The Law of Benevolence states that the universe bends in our direction, it is for us and never against us. It suggests that the best will find us if we allow it.
Sabotage. The worst enemy a person can have. The Law of Benevolence tells me that the best awaits me and I believe that... yet whenever I have the best... I found ways to sabotage it... to destroy it or push it away.
Early in my journey, just as I began to see the light at the end of the tunnel I would turn around and head back into the darkness. I wanted the best... yet I avoided it. In a way I feared the best.
Looking back at it, it was the only course of action I could take. It was all I knew. I had no idea how to be a good employee, I was used to be the headache in any relationship. People who wanted to be friends, scared the heck out of me and I did everything in my power to destroy those friendships. I didn't know how to be a friend. So instead of learning how to be a friend, I turned my back and ran away.

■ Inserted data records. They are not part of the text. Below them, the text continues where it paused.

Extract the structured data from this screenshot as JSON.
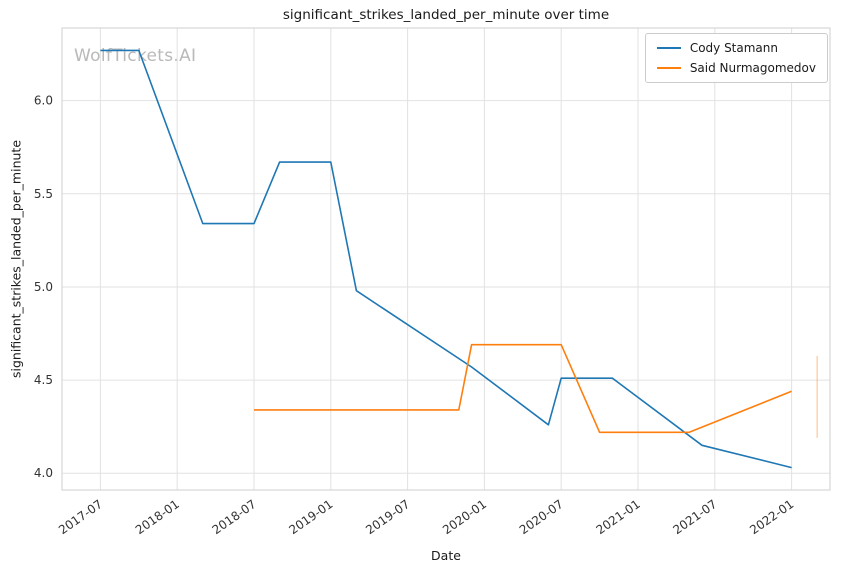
{
  "watermark": "WolfTickets.AI",
  "chart_data": {
    "type": "line",
    "title": "significant_strikes_landed_per_minute over time",
    "xlabel": "Date",
    "ylabel": "significant_strikes_landed_per_minute",
    "grid": true,
    "legend_position": "upper right",
    "x_range": [
      "2017-04",
      "2022-04"
    ],
    "y_range": [
      3.91,
      6.39
    ],
    "x_ticks": [
      "2017-07",
      "2018-01",
      "2018-07",
      "2019-01",
      "2019-07",
      "2020-01",
      "2020-07",
      "2021-01",
      "2021-07",
      "2022-01"
    ],
    "y_ticks": [
      4.0,
      4.5,
      5.0,
      5.5,
      6.0
    ],
    "series": [
      {
        "name": "Cody Stamann",
        "color": "#1f77b4",
        "points": [
          [
            "2017-07",
            6.27
          ],
          [
            "2017-10",
            6.27
          ],
          [
            "2018-03",
            5.34
          ],
          [
            "2018-07",
            5.34
          ],
          [
            "2018-09",
            5.67
          ],
          [
            "2019-01",
            5.67
          ],
          [
            "2019-03",
            4.98
          ],
          [
            "2019-12",
            4.57
          ],
          [
            "2020-06",
            4.26
          ],
          [
            "2020-07",
            4.51
          ],
          [
            "2020-11",
            4.51
          ],
          [
            "2021-06",
            4.15
          ],
          [
            "2022-01",
            4.03
          ]
        ]
      },
      {
        "name": "Said Nurmagomedov",
        "color": "#ff7f0e",
        "points": [
          [
            "2018-07",
            4.34
          ],
          [
            "2019-11",
            4.34
          ],
          [
            "2019-12",
            4.69
          ],
          [
            "2020-07",
            4.69
          ],
          [
            "2020-10",
            4.22
          ],
          [
            "2021-05",
            4.22
          ],
          [
            "2022-01",
            4.44
          ]
        ]
      }
    ],
    "faint_segment": {
      "date": "2022-03",
      "y_from": 4.19,
      "y_to": 4.63,
      "color": "#ff7f0e",
      "opacity": 0.35
    }
  }
}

What is the best? A new car? A fancy house? More money then you know what to do with? I used to chase these things... but why? Did a new car or a fancy house make me the best? No way. There was a time in the late 70's that I had more money then I knew what to do with... did that make me the best... no.
If this isn't the best what is? Peace? Yes. To have peace of mind. To go to a job because I want to, not because I have to. To pay my bills on time, instead of paying late fees and paying just before it was shut off. Peace is having a credit card for emergencies, instead of as a savings account. Peace is not figuring overtime into a budget... to just work my hours and call it good enough.

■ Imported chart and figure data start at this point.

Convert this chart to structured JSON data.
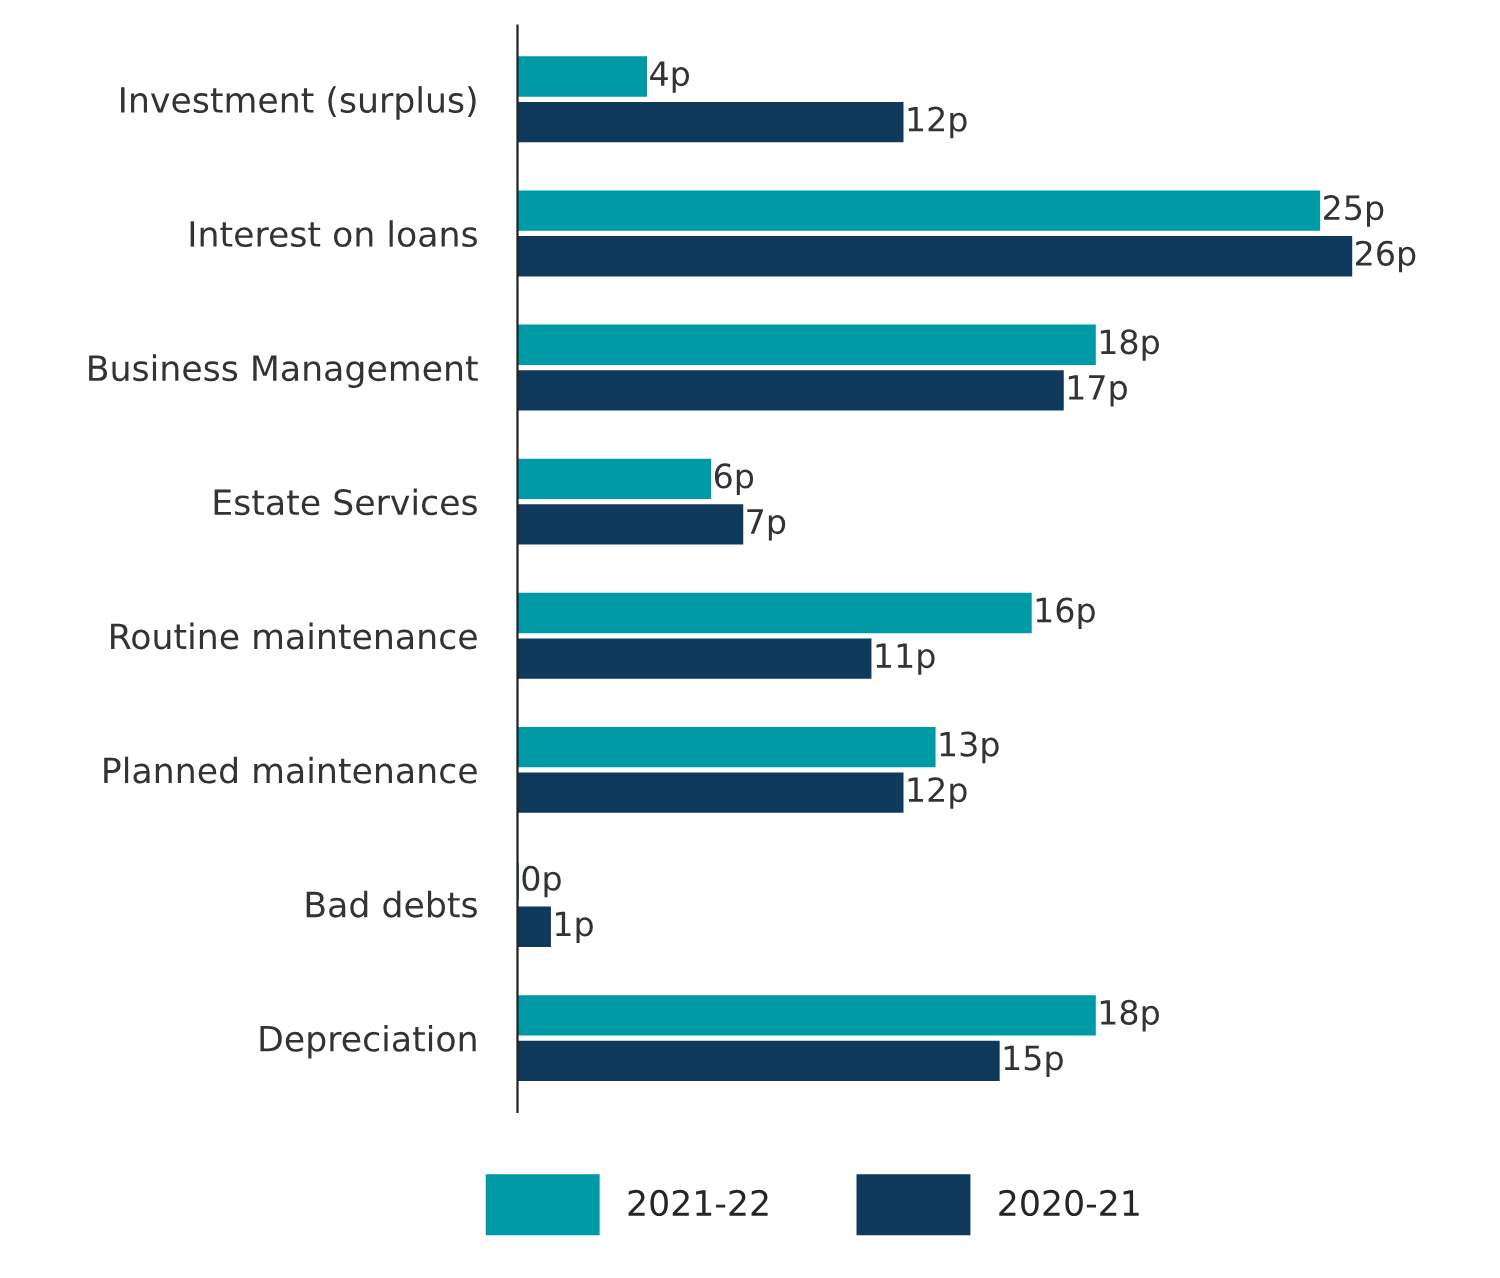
{
  "chart_data": {
    "type": "bar",
    "orientation": "horizontal",
    "categories": [
      "Investment (surplus)",
      "Interest on loans",
      "Business Management",
      "Estate Services",
      "Routine maintenance",
      "Planned maintenance",
      "Bad debts",
      "Depreciation"
    ],
    "series": [
      {
        "name": "2021-22",
        "color": "#009aa6",
        "values": [
          4,
          25,
          18,
          6,
          16,
          13,
          0,
          18
        ],
        "value_labels": [
          "4p",
          "25p",
          "18p",
          "6p",
          "16p",
          "13p",
          "0p",
          "18p"
        ]
      },
      {
        "name": "2020-21",
        "color": "#0f3a5b",
        "values": [
          12,
          26,
          17,
          7,
          11,
          12,
          1,
          15
        ],
        "value_labels": [
          "12p",
          "26p",
          "17p",
          "7p",
          "11p",
          "12p",
          "1p",
          "15p"
        ]
      }
    ],
    "legend": "bottom",
    "grid": false
  }
}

Yes, I do apply some peace with money but it is no longer a god to me. In the past I associated money as a way to achieve happiness, today I associate it with peace.

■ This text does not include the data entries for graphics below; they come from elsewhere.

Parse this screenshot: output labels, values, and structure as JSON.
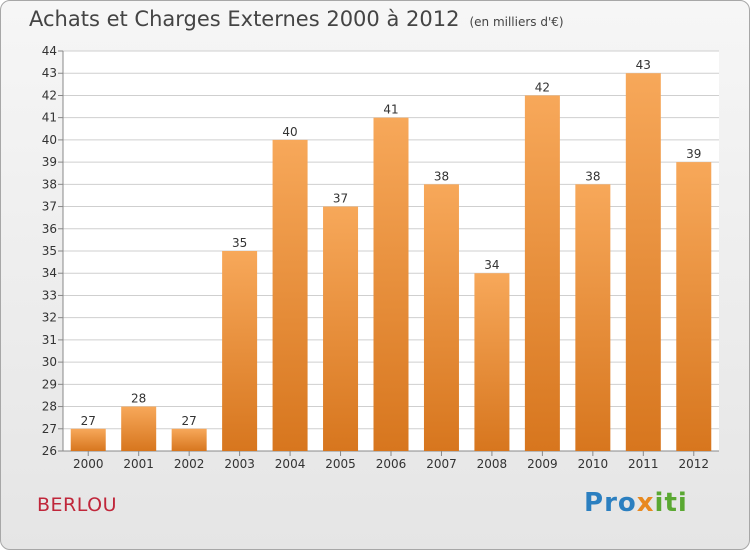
{
  "title": "Achats et Charges Externes 2000 à 2012",
  "subtitle": "(en milliers d'€)",
  "place": "BERLOU",
  "logo": {
    "text": "Proxiti",
    "letters": [
      "P",
      "r",
      "o",
      "x",
      "i",
      "t",
      "i"
    ],
    "colors": [
      "#2b7fc0",
      "#2b7fc0",
      "#2b7fc0",
      "#e8891f",
      "#5aa832",
      "#5aa832",
      "#5aa832"
    ]
  },
  "colors": {
    "bar_light": "#f7a85a",
    "bar_dark": "#d7761e",
    "grid": "#cfcfcf",
    "axis": "#888888"
  },
  "chart_data": {
    "type": "bar",
    "categories": [
      "2000",
      "2001",
      "2002",
      "2003",
      "2004",
      "2005",
      "2006",
      "2007",
      "2008",
      "2009",
      "2010",
      "2011",
      "2012"
    ],
    "values": [
      27,
      28,
      27,
      35,
      40,
      37,
      41,
      38,
      34,
      42,
      38,
      43,
      39
    ],
    "ylim": [
      26,
      44
    ],
    "yticks": [
      26,
      27,
      28,
      29,
      30,
      31,
      32,
      33,
      34,
      35,
      36,
      37,
      38,
      39,
      40,
      41,
      42,
      43,
      44
    ],
    "grid": true,
    "data_labels": true
  }
}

What else is the best? Comfort? Yes. Comfort that your home is cool (or warm) according to the weather. Comfort is having a full tummy with good food and being able to kick back and watch TV, or read a book... or read something on the internet.
And the ultimate comfort? Having someone special to share the best with. As a codependent, I also need to recognize that this comfort should be something I want... not something I need.
In the past, I lived this comfort as something I needed. And I justified this need by saying I didn't want to die alone. How sad of a statement that is – I didn't want to die alone. I thought I was living the 12 Steps, yet I still didn't want to recognize that with my Higher Power I will never be alone.
Today, I view this comfort as something I want. And I now recognize that I don't need to rush it or even worry about it. It will happen. There is no doubt in my mind with that. The difference is that in the past, I sought that comfort with people who I associated with from my past. They weren't from my past but rather they were people who I would have been comfortable with at that time.
The comfort I want now is a soul-mate who won't control me or yes me to death. It is what I want and The Law of Benevolence will give it to me. I just need to dream it and it will become reality.